Re: nested SQL sub-queries with non-collocated joins

Posted by Dmitriy Setrakyan <ds...@apache.org>.
Sergi,

I am OK with any improvement here, but we need to be able to clearly state
to a user what is supported and what is not. If we cannot clearly describe
it, I would rather not support it at all and throw an exception.
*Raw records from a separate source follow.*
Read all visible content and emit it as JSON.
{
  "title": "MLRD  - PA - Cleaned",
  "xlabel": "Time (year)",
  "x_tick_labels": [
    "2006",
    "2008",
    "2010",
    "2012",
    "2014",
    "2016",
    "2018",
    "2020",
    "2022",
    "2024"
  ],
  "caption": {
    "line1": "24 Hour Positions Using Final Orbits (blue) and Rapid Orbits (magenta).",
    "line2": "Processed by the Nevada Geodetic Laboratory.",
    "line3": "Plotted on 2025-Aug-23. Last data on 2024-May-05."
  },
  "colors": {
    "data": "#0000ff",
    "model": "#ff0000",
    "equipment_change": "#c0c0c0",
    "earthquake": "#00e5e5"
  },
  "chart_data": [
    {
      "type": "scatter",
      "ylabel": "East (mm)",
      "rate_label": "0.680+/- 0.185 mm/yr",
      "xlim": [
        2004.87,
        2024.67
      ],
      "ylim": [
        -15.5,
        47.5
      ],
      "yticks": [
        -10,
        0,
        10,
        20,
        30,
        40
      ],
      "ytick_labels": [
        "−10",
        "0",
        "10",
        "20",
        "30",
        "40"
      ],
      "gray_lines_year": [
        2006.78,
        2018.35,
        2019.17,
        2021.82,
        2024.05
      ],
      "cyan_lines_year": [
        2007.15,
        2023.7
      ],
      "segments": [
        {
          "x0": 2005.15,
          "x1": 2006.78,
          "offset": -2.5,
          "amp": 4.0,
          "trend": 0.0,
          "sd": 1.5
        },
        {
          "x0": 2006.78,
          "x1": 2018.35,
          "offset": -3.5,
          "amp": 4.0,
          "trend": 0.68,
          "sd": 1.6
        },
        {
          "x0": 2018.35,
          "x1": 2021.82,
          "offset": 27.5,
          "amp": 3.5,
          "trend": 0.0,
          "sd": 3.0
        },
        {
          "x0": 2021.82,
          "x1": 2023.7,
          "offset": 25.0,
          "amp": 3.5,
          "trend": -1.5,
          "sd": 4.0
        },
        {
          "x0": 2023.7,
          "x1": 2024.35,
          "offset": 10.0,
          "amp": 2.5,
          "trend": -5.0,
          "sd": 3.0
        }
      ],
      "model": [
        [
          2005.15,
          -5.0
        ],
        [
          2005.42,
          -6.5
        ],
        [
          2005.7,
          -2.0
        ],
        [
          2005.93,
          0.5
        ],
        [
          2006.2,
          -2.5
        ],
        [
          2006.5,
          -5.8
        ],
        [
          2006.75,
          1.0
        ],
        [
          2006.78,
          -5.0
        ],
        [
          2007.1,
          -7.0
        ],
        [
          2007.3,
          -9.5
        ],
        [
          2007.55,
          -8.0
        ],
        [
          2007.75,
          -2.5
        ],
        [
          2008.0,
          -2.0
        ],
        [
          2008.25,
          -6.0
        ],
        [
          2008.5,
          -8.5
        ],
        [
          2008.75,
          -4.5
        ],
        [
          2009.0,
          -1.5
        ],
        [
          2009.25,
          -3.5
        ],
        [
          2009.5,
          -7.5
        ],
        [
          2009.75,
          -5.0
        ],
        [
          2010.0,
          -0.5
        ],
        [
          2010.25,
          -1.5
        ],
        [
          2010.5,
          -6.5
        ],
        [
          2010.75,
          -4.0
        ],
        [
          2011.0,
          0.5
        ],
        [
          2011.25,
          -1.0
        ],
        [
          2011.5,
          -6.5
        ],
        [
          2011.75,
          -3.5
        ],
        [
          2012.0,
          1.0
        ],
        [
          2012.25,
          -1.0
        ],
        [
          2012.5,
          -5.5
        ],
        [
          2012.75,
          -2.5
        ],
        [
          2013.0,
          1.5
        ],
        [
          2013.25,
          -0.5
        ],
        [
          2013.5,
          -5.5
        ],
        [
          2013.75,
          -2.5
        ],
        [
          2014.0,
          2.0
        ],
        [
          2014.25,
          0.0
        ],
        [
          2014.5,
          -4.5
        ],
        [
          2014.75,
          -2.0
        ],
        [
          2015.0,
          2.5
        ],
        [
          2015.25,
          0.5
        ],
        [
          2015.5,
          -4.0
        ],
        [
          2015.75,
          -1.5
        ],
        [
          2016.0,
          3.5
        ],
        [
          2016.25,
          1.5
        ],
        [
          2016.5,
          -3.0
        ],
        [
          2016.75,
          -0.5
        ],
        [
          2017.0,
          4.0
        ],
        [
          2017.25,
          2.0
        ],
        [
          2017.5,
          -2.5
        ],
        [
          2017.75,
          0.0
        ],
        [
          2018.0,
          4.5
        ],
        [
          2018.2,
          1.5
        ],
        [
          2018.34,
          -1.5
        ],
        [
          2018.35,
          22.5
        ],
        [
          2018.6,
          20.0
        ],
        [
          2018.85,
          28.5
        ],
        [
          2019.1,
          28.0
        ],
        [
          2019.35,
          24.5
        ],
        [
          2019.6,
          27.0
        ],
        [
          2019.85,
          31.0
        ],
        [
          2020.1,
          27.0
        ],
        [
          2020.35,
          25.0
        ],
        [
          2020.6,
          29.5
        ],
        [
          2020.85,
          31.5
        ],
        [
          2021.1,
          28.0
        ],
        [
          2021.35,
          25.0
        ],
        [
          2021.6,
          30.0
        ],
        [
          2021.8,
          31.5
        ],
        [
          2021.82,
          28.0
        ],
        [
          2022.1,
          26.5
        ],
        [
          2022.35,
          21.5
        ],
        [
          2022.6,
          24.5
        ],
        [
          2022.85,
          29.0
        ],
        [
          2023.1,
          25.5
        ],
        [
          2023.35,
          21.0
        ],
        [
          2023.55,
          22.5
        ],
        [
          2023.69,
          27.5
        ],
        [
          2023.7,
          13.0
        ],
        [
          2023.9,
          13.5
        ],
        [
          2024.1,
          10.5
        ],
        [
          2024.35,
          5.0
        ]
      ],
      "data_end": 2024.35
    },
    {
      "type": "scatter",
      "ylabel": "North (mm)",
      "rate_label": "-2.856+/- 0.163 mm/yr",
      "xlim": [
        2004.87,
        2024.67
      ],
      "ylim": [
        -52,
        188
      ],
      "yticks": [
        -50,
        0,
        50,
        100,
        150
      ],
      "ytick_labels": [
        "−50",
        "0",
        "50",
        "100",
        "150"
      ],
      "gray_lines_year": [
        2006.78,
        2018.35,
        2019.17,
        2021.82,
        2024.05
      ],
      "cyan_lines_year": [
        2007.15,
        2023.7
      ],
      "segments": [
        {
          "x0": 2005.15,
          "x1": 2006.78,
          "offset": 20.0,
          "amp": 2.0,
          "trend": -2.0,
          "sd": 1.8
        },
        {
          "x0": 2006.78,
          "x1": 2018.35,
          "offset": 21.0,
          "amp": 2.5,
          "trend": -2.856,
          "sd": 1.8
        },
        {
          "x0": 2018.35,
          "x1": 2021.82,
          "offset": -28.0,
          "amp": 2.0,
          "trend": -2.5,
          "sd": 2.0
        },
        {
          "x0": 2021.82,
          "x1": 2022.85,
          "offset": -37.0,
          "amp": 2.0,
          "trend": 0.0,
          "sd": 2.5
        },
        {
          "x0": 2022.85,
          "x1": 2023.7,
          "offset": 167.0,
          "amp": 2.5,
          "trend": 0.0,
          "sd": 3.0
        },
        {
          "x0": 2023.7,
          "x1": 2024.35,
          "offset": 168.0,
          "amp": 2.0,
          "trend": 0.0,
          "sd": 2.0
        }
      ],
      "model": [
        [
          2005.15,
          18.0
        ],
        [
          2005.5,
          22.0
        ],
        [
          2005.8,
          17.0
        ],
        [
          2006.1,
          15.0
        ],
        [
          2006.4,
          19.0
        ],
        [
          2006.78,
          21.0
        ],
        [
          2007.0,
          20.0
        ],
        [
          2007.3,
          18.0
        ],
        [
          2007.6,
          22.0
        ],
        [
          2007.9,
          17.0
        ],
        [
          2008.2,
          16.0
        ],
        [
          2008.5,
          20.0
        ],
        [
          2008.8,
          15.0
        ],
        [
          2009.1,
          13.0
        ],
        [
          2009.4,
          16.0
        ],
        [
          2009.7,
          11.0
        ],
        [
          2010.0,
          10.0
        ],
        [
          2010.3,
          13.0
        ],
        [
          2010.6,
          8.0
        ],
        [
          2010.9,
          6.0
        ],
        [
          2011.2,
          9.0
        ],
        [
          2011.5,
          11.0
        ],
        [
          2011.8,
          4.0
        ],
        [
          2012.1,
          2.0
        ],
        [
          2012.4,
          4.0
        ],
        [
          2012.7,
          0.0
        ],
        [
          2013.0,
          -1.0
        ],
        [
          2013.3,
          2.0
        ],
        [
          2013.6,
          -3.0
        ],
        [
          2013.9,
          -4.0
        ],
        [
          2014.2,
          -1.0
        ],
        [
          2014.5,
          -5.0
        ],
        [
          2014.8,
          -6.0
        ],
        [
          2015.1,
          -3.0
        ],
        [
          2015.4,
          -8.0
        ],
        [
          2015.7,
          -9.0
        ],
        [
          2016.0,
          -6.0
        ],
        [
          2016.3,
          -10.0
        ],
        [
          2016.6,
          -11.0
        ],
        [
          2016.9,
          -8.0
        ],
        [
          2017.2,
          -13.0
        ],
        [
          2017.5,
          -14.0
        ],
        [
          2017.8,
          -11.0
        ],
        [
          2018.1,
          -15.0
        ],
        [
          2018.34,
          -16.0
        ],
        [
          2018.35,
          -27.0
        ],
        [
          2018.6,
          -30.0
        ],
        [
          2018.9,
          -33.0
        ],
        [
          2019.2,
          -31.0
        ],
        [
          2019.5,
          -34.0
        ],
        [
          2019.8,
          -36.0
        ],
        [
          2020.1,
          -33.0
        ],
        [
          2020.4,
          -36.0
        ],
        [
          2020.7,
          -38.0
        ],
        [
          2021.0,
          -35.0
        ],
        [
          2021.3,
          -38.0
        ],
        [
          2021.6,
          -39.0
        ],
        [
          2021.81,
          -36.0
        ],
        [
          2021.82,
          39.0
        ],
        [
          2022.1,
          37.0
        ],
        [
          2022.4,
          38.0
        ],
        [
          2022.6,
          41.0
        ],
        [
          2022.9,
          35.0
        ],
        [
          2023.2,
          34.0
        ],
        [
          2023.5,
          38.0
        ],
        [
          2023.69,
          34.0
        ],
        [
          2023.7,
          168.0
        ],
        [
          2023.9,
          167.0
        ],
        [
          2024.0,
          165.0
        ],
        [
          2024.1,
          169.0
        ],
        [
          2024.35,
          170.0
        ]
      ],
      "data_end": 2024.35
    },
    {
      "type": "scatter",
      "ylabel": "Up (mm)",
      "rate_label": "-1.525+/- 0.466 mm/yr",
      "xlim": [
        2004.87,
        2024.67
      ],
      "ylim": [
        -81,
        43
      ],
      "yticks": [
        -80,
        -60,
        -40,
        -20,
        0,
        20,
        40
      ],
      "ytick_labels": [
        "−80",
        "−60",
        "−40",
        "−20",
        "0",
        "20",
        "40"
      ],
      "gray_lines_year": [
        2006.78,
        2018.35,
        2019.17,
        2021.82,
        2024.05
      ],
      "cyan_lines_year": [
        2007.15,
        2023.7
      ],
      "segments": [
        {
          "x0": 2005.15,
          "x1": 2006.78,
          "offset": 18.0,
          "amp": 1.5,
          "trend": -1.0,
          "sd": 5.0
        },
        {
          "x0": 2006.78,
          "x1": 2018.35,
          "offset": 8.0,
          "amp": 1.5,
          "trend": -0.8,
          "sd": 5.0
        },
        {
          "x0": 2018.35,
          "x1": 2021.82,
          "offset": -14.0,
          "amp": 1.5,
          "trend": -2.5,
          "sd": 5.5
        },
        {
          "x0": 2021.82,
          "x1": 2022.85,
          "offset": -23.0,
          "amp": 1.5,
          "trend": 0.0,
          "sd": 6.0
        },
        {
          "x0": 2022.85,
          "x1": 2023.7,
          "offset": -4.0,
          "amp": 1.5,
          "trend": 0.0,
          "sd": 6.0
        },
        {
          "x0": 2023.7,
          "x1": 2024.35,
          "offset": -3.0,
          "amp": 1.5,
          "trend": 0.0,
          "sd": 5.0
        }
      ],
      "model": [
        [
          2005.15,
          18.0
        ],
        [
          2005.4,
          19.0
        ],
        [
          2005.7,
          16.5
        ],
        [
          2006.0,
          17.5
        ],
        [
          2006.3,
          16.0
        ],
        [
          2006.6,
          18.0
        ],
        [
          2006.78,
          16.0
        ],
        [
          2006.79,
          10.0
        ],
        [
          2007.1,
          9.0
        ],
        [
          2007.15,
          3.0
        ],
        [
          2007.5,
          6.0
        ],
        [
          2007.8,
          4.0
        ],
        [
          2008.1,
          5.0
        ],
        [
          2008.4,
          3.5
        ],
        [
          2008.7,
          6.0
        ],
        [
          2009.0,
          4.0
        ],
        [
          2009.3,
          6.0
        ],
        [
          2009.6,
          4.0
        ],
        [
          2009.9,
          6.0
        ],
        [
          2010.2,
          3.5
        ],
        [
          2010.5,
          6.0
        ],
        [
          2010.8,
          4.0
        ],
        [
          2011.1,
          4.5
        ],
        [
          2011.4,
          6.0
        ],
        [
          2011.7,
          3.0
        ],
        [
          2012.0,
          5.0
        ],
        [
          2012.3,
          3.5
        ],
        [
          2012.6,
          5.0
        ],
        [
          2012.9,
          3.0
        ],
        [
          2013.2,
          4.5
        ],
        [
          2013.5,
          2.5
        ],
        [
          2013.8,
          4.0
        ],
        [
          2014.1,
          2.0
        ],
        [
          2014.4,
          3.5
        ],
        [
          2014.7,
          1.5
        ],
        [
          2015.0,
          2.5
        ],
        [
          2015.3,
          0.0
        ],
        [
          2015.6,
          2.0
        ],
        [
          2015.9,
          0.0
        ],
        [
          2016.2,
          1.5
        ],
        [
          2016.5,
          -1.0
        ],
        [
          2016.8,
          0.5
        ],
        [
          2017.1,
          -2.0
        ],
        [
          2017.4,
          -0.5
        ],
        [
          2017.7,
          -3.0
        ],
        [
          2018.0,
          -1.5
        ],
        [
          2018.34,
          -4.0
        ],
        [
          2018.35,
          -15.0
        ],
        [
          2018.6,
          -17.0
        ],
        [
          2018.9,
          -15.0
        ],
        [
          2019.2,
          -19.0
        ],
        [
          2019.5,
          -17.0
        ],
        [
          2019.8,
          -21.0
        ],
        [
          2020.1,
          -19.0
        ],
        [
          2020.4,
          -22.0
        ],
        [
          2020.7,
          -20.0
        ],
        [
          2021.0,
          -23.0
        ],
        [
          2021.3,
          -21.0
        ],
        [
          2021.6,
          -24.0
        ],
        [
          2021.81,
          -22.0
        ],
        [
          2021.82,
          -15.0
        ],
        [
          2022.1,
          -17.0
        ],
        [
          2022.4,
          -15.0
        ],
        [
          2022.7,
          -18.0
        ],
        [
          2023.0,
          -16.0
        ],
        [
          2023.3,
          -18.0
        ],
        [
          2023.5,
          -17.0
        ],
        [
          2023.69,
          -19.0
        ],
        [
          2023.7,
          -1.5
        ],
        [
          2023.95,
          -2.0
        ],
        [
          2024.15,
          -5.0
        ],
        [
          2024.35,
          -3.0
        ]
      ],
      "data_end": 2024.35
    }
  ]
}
Is this going to be possible with your solution?

D.

On Thu, Jun 1, 2017 at 2:51 AM, Sergi Vladykin <se...@gmail.com>
wrote:

> The approach you are suggesting will be very complex for current
> implementation. Also most probably very inefficient.
>
> Actually I was thinking about another but similar approach: in many cases
> we can rewrite a subquery in WHERE clause into JOIN subquery.
>
> Like the following:
>
> SELECT x.* FROM x WHERE x.a = (SELECT MAX(y.a) FROM y WHERE y.b = x.b)
>
>  ===>
>
> SELECT x.* FROM x, (SELECT MAX(y.a), y.b FROM y GROUP BY y.b) z WHERE x.b =
> z.b
>
> There are still problems here:
>
> 1. We will not be able to rewrite all the queries.
> 2. We should not rewrite queries like this by default because this will
> have a noticeable performance penalty for correctly collocated subqueries.
> Probably we will need some flag for that.
>
> Sergi
>
> 2017-05-31 21:26 GMT+03:00 Dmitriy Setrakyan <ds...@apache.org>:
>
> > Igniters (specifically Sergi),
> >
> > It has come to my attention today that nested sub-select statements, when
> > used in combination with non-collocated joins do not work properly in
> > Ignite.
> >
> > So a query like this, where A, B, and C are all stored in Partitioned
> > caches and are **not** collocated at all, will not work.
> >
> >
> > > *select * from A, B where a.id <http://a.id> = b.a_id and b.somefield
> in
> > > (select somefield from C where c.zipcode = ?)*
> >
> >
> > The main reason it is not supported right now is because, in the absence
> of
> > collocation, such query may create N^N complexity and it was decided that
> > it is best not supporting it at all.
> >
> > However, I am not sure why N^N complexity is required. Why not support it
> > as follows?
> >
> >    1. execute the nested subquery and store the result in a temporary
> >    Replicated table.
> >    2. execute the original query and use the temporary Replicated table
> >    instead of the sub-query.
> >
> > Sergi, given that you are the author of the code, can you provide some
> > insight here?
> >
> > Thanks,
> > D.
> >
>